Dans la pénombre de la chambre annexe qui sert à la fois de salon, de salle à manger et du coin de prière, Rajeswary est assise sur une chaise. Elle acquiesce d’un sourire mais elle ne peut cacher sa triste mine. Elle nous montre sa cuisine faite de quatre feuilles de tôle en mauvais état, fixées à des poutres rongées par des insectes de bois. Vaisselles et casseroles sont éparpillées sur la table et une odeur de nourriture envahit cette pièce lugubre. On retourne au salon qui donne vue sur un ancien lavoir. Et sur un petit jardin arborent des plantes de caripoule, de suran, de songes et de bred sousou en filature… De précieux aliments qui agrémentent, sans doute, les repas quotidiens du couple Luchon.
L’impasse
Deolall ouvre une boîte qui lui sert de placard et retire des documents pour nous les montrer. Il justifie son invalidité : cartes, feuilles de papier et photos, entre autres. « J’ai plusieurs complications de santé. Idem pour ma femme. Je suis fatigué de me battre contre le voisinage », dit-il sans fioritures. Avec parfois la truculence et artifice du conteur voulant captiver son auditoire, il raconte le calvaire que lui fait endurer le voisin vivant derrière sa bicoque. « Zot inn fer enn limpass lor mo terrain bien avan ki mo inn vinn res la. Zot fer kouma dir sime la pou zot akoz zot inn fer koltar li. Mwa mo pas kapave servi li. Mo terrain sa. Mo pas gagn kompran. Loto ek motosyklet ale vini. Kan mo koz ar zot, zot pa kompran. Depi sa pou tou ti zafer zott rod laguer ar mwa. Zot insilte mwa. Mo res trankil. Parfwa mo pas kapav. »
Il a fait plusieurs plaintes mais, à chaque fois, cela s’est retourné contre lui, nous dit-il, stoppé dès la moindre pointe humide dans ses yeux. Il nous somme de sortir voir les câbles de téléphonie et d’électricité du voisin qui traversent sur sa maison. Importuné, il a fait plusieurs plaintes au Central Electricity Board, en vain. « Je veux qu’on les retire de mon terrain. »
À l’entendre, on comprend vite qu’à l’origine de son mécontentement est une histoire de droit de propriété.
Sa femme abonde dans le même sens et raconte craindre pour sa sécurité.
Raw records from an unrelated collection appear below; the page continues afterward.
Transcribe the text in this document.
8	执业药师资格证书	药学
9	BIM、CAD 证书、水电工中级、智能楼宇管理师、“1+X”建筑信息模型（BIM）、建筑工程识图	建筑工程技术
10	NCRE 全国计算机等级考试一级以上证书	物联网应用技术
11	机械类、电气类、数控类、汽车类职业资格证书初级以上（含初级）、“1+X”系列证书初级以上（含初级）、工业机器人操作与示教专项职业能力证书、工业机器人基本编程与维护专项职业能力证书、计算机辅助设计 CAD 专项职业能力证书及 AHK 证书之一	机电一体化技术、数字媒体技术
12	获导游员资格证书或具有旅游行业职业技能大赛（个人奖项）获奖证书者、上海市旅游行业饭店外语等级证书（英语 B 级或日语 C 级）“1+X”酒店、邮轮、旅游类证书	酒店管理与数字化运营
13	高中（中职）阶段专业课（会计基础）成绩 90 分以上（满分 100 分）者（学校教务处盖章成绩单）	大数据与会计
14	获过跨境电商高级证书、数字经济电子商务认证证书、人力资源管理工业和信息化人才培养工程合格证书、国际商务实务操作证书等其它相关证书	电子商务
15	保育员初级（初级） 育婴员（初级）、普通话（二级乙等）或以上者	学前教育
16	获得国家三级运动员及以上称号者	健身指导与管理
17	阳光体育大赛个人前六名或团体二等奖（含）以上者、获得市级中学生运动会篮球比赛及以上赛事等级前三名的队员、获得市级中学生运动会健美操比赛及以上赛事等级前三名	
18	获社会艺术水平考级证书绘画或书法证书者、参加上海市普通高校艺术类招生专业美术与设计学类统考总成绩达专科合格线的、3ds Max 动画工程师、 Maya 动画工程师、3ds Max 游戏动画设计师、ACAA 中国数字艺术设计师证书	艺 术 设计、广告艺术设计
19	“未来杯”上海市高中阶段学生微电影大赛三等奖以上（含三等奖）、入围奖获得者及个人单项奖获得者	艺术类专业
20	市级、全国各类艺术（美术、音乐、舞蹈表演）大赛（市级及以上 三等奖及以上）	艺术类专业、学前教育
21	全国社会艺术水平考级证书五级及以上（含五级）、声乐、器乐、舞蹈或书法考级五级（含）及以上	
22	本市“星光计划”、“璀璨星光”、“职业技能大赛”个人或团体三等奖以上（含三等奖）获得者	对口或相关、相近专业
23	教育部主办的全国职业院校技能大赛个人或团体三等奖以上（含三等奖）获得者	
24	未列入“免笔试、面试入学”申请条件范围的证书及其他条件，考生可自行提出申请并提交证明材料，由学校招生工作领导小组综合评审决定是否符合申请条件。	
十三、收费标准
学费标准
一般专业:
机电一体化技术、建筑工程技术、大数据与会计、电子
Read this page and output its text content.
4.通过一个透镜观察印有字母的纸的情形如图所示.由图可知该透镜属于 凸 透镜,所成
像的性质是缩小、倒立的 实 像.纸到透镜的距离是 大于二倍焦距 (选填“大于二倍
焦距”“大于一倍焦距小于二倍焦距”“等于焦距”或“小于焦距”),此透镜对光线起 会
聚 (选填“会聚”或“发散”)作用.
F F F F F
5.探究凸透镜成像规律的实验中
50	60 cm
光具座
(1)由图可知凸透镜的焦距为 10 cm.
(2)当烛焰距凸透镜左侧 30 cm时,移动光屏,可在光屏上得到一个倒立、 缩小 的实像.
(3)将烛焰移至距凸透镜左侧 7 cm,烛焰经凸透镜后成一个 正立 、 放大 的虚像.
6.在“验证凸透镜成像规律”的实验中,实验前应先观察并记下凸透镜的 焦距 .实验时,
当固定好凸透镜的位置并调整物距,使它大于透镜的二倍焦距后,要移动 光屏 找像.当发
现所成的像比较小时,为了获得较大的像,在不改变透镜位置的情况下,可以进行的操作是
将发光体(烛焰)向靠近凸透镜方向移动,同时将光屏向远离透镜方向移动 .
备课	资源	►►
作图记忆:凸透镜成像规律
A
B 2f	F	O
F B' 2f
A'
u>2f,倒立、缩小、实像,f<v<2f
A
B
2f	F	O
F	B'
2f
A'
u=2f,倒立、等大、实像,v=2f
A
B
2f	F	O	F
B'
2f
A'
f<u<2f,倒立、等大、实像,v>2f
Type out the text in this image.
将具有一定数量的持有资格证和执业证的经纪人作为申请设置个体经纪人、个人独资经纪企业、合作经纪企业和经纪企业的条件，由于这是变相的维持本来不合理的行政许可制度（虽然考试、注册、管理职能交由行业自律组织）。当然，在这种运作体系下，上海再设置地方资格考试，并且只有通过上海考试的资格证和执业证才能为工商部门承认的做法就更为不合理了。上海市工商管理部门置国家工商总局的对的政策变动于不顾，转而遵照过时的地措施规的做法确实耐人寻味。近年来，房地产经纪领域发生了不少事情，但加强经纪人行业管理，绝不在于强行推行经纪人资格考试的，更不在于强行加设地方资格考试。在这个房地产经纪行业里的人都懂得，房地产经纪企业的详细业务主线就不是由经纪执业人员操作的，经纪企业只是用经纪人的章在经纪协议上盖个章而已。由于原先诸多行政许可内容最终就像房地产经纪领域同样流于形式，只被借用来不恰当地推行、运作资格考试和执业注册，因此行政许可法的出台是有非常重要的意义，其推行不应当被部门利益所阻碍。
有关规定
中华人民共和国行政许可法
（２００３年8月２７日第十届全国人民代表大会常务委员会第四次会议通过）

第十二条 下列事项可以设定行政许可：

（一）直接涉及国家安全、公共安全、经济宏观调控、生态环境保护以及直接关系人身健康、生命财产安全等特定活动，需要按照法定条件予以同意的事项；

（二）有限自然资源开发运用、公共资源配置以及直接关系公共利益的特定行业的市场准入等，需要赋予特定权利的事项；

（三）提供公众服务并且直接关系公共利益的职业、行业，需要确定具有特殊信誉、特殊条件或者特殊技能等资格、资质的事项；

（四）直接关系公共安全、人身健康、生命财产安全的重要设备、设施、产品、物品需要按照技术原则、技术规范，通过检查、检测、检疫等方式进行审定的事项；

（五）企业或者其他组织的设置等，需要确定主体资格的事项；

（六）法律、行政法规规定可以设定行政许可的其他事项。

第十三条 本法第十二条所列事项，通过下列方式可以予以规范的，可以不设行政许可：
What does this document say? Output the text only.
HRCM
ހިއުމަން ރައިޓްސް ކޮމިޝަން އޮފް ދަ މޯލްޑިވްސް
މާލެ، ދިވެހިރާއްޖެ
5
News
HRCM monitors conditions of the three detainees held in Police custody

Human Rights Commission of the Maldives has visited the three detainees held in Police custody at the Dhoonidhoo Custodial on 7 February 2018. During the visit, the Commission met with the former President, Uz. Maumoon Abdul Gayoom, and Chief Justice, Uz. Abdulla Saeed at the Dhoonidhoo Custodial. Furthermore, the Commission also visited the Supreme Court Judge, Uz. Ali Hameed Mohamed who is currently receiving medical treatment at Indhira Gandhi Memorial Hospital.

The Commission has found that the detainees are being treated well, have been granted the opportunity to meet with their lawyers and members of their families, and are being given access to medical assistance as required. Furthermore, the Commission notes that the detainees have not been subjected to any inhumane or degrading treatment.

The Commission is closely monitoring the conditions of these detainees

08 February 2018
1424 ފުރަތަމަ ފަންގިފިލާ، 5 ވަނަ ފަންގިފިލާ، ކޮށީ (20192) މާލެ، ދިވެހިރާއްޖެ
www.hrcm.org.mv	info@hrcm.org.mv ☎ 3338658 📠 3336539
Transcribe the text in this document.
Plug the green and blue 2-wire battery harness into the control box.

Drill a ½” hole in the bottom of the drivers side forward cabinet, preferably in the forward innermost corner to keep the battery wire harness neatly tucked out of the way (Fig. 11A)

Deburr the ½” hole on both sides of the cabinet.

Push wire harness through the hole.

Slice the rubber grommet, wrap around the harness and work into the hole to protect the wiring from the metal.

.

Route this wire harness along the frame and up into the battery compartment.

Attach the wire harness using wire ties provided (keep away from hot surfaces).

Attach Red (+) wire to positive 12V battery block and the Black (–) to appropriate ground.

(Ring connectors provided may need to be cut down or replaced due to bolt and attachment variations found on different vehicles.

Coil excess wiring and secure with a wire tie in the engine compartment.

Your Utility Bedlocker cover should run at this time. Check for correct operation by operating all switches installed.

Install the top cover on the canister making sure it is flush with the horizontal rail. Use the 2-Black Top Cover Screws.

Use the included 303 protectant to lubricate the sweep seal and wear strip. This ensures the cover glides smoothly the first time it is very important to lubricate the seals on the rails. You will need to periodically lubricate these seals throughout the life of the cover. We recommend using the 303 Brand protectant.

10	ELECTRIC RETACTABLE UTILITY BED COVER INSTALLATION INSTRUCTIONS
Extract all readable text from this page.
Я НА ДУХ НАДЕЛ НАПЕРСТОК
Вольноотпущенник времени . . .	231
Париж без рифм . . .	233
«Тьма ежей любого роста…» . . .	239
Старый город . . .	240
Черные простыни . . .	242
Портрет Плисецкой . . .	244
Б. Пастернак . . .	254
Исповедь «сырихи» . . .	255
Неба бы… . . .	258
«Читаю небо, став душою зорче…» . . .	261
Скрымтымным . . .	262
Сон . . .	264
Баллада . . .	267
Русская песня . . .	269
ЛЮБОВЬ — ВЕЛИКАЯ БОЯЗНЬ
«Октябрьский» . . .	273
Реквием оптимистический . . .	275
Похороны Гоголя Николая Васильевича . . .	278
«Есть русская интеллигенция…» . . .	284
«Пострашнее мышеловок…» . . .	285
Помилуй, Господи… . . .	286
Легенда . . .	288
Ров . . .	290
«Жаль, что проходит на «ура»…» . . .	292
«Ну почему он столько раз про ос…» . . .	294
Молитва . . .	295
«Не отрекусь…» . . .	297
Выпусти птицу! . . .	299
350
La maison n’est jamais laissée seule par peur d’être victime de représailles. Le couple y reste tous les jours mais avoue être très fatigué de la situation, surtout dans leurs vieux jours. Leur regard plein d’espoir se tourne vers nous…
Un homme à terre
Deolall Luchon a fait un ou deux jours à l’école. Après, il a commencé à travailler dans les champs de canne. « Je ramassais de la paille de canne et j’aidais les laboureurs », dit-il. Cela pour ensuite devenir laboureur. En 1976, il rejoint l’usine de thé à Dubreuil et y travaille pour 10 ans. En 1989, il convole en juste noces avec Rajeswary Bhurton. De cette union sont nées deux filles. Le couple Luchon a également trois petits-enfants, qui les rendent visite de temps en temps.
Bien que Deolall Luchon ait reçu un lopin de terre pour cultiver le thé, il perdait courage à faire ce métier. Étant malade, le trajet de Quartier-Militaire à Dubreuil, chaque matin, était de plus en plus pénible. Deolall cesse de travailler et vit de sa pension. Et essaie avec sa femme d’arrondir les fins de mois entre provisions et médicaments coûteux. Souffrant de plusieurs complications de santé, Deolall et Rajeswary se contentent de peu pour survivre. Ils veulent simplement avoir la paix d’esprit.
« Ainsi va la vie », chantait Yves Montand et d’autres encore. Ce vieux couple n’attend aucun cadeau de la vie, sauf un peu de tranquilité et moins de taquinerie du voisinage. Et un peu d’amour des autres, tout un petit peu. Une gouttelette.